Credo sia proprio geniale il modo in cui Joker è stato inserito nell’italianità. Abbraccia quella che voi definite un’anarchia perenne.
«L’intento sia di Enrico che mio era appunto dare a questo personaggio bello e iconico uno scorcio, un punto di vista propriamente italiano. Non solo dal punto di ambientale, che è molto importante nel disegno: bisogna, in fondo, restituire la bellezza di Bologna che è molto diversa da Gotham City. Abbiamo puntato anche su aspetti caratteriali del nostro paese in cui far interagire questo personaggio. Nella storia ci sono due ragazzini che leggono una coppia di Batman stile Cenisio, che usciva negli anni ’70. Ecco, quei due ragazzini siamo io e Enrico.
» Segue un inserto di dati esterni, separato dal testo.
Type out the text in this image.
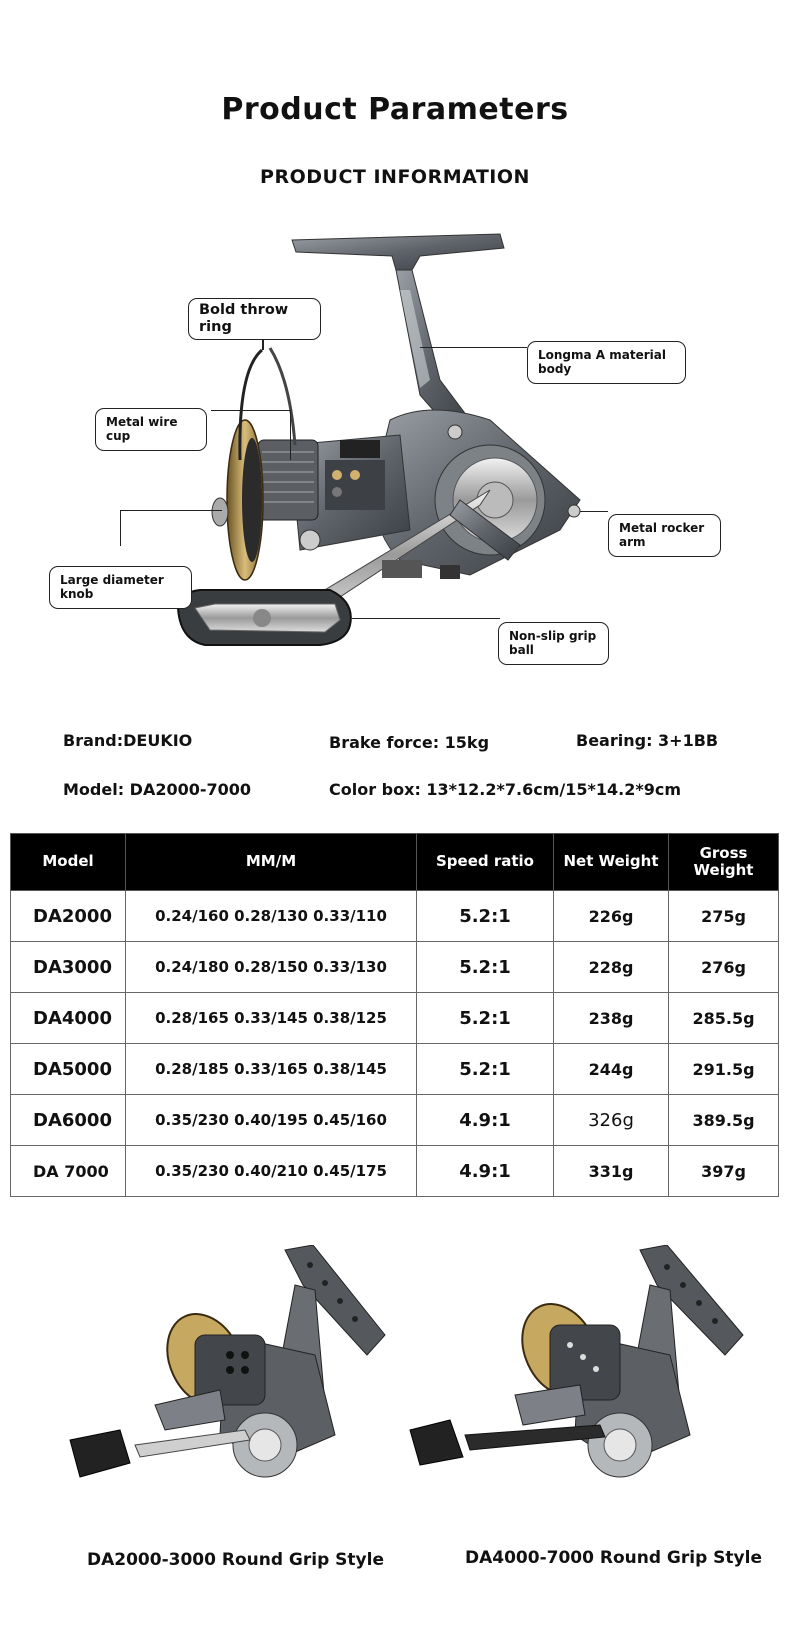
Product Parameters
PRODUCT INFORMATION
Bold throw ring
Longma A material body
Metal wire cup
Metal rocker arm
Large diameter knob
Non-slip grip ball
Brand:DEUKIO	Brake force: 15kg	Bearing: 3+1BB
Model: DA2000-7000	Color box: 13*12.2*7.6cm/15*14.2*9cm
Model	MM/M	Speed ratio	Net Weight	Gross Weight
DA2000	0.24/160 0.28/130 0.33/110	5.2:1	226g	275g
DA3000	0.24/180 0.28/150 0.33/130	5.2:1	228g	276g
DA4000	0.28/165 0.33/145 0.38/125	5.2:1	238g	285.5g
DA5000	0.28/185 0.33/165 0.38/145	5.2:1	244g	291.5g
DA6000	0.35/230 0.40/195 0.45/160	4.9:1	326g	389.5g
DA 7000	0.35/230 0.40/210 0.45/175	4.9:1	331g	397g
DA2000-3000 Round Grip Style	DA4000-7000 Round Grip Style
È il nostro atteggiamento nei confronti di un personaggio come Joker: l’atteggiamento da nerd entusiastici».

Joker: Strategia della Tensione, un dandy decadente

A proposito dei disegni, Enrico ti ha lasciato dei chiari riferimenti anche estetici. Come ti sei approcciato, più nello specifico, a Joker? A me ha ricordato Jep Gambardella de La Grande Bellezza.
«Non ho pensato a questo parallelo, ma ora che mi ci fai pensare c’è questo aspetto un po’ dandy. È elegante e pericolosamente affascinante. Credo che anche l’intenzione di Enrico fosse quella di tratteggiarlo in questo modo, di sottolinearne l’aspetto fascinoso. Io sono stato molto attento a curare il punto di vista visivo ed estetico: non solo l’aspetto, ma anche i vestiti che porta sono attentamente studiati per questo scopo».

Riassume anche questa sorta di classica ribellione italiana al potere, no?
«C’è questo effetto di eleganza decadente, anche se volevo che rimanesse Il suo aspetto alieno. È americano, non latino. Se dovessi fare un gioco cinematografico, al quale mi inviti, più che da Toni Servillo lo farei interpretare da un John Malkovich un po’ più giovane, perché Joker è un personaggio statunitense. Un italiano che invece potrebbe interpretare Joker è proprio Enrico che, secondo me, ha una faccia da Joker incredibile».

Prima hai citato il dettaglio del fumetto degli anni ’70. Quanto ti sei divertito a tratteggiare questo salto indietro nel tempo e a disegnare dettagli tipici dell’epoca. Mi viene in mente anche l’edicola di quegli anni, ormai se ne vedono poche così.
«Ce n’è ancora qualcuna che resiste, almeno qui a Milano, ma effettivamente sono diventate molto rare. È vero, è un aspetto del fare fumetti per me molto importante quello della cura ambientale dei dettagli. Anche qui, come faccio in molti altri casi, sono andato a vedermi foto e immagini dell’epoca e della Bologna di allora. Il segreto, se così si può chiamare, è di pensare ai macro-aspetti ambientali ma anche ai micro-aspetti. Anche i cassonetti rovesciati sono diversi da quelli di oggi, come le macchine e i vestiti. Fare fumetti è un po’ come avere la Delorean di Ritorno al Futuro: permette di andare indietro nel tempo e portarci anche il lettore. È uno dei super poteri che abbiamo noi fumettisti». 

Gioie e dolori di disegnare Joker

Un progetto simile, per un fumettista, è croce e delizia?
«Effettivamente per me è un’assoluta prima volta. Non avevo mai fatto niente del genere. So che gli americani e gli inglesi, chi insomma lavora con le major americane, chiamano le pagine su cui disegniamo non tavole ma submission. Significa c’è qualcun altro che deve giudicare se sono degne di essere pubblicate e se vanno bene o no. Così è stato per questa storia, che ovviamente ha avuto bisogno dell’approvazione di DC Comics. Io credo che il nostro atteggiamento, parlo anche per Enrico, sia stato proprio di totale entusiasmo. Anche incosciente, ignaro di questi meccanismi. C’è una battuta del Joker di Heat Ledger che mi è tornata in mente facendo questo lavoro: I’m a dog chasing cars, Sono un cane che insegue le macchine. È come mi sono sentito io facendo questa cosa. Non ragiono o rifletto sulle implicazioni, e questa è una bellissima battuta in cui io e Enrico ci riconosciamo totalmente».

Tra l’altro, spero di farti piacere, quasi vorrei una serie intera sulle avventure di Joker in Italia.
«Ne parlo con Enrico e ti faccio sapere. Ci tengo però a citare un altro degli uomini decisivi: il colorista, mio fidato compagno di molte avventure e malefatte, Vincenzo Filosa. Ha usato colori importanti per dare il mood della storia».